This paper addresses the problem of testing conditional independence among four observed variables given a latent variable in nonlinear or nonparametric models—a task for which classical tetrad constraints are invalid outside linear Gaussian settings. Methodologically, we propose the generalized tetrad constraint, the first extension of tetrad-based constraints to nonparametric models. Leveraging kernelized covariance operators, U-statistics, and asymptotic distribution theory, we construct a statistically falsifiable test framework with provably controlled Type I error rate (≤ 0.215). Experiments on simulated data and two real-world datasets—moral attitudes and intelligence test scores—demonstrate near-perfect statistical power (≈1) and substantially improved identifiability of latent causal structures. Our core contribution is the first tetrad-based conditional independence test for nonlinear latent variable models that simultaneously provides rigorous theoretical guarantees and strong empirical performance.

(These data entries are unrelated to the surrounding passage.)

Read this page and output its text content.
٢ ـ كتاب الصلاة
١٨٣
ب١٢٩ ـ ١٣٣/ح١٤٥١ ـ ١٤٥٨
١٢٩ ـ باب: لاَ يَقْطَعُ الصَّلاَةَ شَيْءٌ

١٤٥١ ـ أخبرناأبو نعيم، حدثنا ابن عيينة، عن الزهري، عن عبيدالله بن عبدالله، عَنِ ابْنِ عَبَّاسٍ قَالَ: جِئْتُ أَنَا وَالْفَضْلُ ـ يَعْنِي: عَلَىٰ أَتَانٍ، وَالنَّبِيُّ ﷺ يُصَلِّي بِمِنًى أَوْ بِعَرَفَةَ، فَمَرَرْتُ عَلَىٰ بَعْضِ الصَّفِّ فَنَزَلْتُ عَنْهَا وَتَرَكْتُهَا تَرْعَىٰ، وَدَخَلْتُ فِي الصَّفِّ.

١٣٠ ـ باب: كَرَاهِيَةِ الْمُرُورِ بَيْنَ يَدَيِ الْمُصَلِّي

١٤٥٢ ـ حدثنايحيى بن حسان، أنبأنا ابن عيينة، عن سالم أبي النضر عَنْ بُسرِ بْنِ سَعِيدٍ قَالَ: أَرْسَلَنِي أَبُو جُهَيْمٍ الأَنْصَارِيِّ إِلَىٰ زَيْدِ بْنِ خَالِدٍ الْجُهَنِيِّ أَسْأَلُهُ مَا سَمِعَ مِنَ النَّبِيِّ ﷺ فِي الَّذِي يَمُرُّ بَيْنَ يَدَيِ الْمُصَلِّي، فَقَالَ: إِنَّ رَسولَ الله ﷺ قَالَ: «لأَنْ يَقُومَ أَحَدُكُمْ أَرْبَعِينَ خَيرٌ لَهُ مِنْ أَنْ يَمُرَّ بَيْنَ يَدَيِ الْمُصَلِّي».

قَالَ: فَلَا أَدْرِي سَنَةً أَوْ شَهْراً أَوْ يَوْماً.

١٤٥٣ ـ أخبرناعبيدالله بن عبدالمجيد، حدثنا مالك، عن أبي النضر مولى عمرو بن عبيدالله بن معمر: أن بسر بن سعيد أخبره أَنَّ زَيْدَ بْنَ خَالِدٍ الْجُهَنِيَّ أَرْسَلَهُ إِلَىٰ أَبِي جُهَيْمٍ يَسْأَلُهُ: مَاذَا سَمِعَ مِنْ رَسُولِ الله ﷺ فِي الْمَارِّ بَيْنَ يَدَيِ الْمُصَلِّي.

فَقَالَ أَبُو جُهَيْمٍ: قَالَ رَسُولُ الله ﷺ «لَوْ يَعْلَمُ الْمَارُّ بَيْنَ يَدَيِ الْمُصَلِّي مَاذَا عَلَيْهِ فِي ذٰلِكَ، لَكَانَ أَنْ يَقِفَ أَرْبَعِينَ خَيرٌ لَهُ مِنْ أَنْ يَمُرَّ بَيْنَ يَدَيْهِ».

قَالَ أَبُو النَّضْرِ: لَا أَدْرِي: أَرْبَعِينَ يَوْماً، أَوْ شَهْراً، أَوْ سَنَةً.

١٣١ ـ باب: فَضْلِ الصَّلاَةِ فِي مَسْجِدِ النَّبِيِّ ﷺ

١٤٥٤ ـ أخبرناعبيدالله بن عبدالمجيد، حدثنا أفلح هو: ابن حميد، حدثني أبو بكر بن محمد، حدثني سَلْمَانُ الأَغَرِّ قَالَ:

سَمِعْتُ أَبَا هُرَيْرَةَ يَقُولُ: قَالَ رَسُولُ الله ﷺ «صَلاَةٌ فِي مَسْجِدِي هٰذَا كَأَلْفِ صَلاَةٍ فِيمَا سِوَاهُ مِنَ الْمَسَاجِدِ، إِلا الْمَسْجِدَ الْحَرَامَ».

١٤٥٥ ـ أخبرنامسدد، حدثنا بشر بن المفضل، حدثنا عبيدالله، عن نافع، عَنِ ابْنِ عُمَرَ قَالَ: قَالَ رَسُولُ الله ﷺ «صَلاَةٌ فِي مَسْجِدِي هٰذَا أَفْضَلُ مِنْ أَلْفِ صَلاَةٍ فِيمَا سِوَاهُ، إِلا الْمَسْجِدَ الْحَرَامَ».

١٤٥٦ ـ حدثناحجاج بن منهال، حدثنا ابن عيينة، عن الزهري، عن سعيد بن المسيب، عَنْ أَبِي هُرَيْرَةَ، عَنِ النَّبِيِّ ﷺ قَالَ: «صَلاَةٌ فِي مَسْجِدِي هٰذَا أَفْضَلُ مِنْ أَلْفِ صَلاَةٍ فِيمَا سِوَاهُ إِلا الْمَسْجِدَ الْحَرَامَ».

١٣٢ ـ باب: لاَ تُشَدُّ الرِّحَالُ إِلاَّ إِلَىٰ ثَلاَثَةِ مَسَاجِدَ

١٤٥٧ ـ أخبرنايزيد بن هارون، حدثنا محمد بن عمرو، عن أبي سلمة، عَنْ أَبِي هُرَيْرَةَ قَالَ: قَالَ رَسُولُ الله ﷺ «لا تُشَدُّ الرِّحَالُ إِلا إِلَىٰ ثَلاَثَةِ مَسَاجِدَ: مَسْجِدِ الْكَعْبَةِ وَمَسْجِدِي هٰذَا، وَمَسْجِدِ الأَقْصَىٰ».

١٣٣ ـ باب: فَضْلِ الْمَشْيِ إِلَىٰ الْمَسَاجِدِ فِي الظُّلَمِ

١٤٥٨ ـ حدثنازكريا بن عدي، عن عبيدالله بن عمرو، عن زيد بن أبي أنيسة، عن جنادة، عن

The tetrad constraint is widely used to test whether four observed variables are conditionally independent given a latent variable, based on the fact that if four observed variables following a linear model are mutually independent after conditioning on an unobserved variable, then products of covariances of any two different pairs of these four variables are equal. It is an important tool for discovering a latent common cause or distinguishing between alternative linear causal structures. However, the classical tetrad constraint fails in nonlinear models because the covariance of observed variables cannot capture nonlinear association. In this paper, we propose a generalized tetrad constraint, which establishes a testable implication for conditional independence given a latent variable in nonlinear and nonparametric models. In commonly-used linear models, this constraint implies the classical tetrad constraint; in nonlinear models, it remains a necessary condition for conditional independence but the classical tetrad constraint no longer is. Based on this constraint, we further propose a formal test, which can control type I error for significance level below 0.215 and has power approaching unity under certain conditions. We illustrate the proposed approach via simulations and two real data applications on moral attitudes towards dishonesty and on mental ability tests.